Open Collective was originally developed by Open Collective Inc., a for-profit company. Since 2024, the Open Collective platform has been moved under the stewardship of the Open Finance Consortium (OFiCo), a U.S. 501(c)(6) nonprofit association created by organizations that use the platform.

== History ==
Open Collective was created by Storify co-founder Xavier Damman, Democracy Earth's Pia Mancini, and former Dropbox product manager Aseem Sood. In its early years, the platform was operated by Open Collective Inc., a venture-backed startup.

In February 2024, Open Collective Foundation, a separate nonprofit organization that used the platform for fiscal sponsorship, announced that it would dissolve its fiscal sponsorship program by the end of 2024.

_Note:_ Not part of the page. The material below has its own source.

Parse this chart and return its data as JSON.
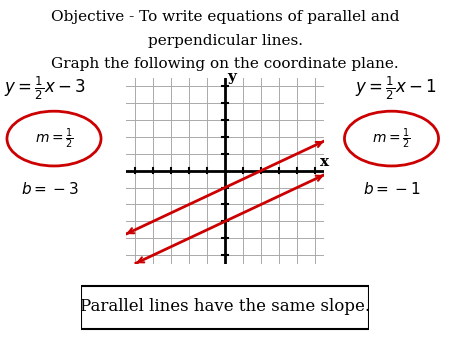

In October 2024, Open Collective announced that the existing platform and team would move from Open Collective Inc. to Open Finance Consortium (OFiCo), a newly formed, community-governed nonprofit organized under section 501(c)(6) of the U.S. tax code. The announcement stated that the platform would be established under OFiCo, that the full team building the platform would move to the nonprofit, and that Open Collective Inc. would continue as a separate company.

== Governance ==
As of 2024, the Open Collective platform is stewarded by Open Finance Consortium, which describes itself as a community-governed membership nonprofit. The platform is operated by this non-profit through OFi Technologies (OFiTech).

According to OFiCo's public website, its current members are Open Source Collective, Open Collective Europe, Social Change Nest, Gift Collective, and Raft Foundation.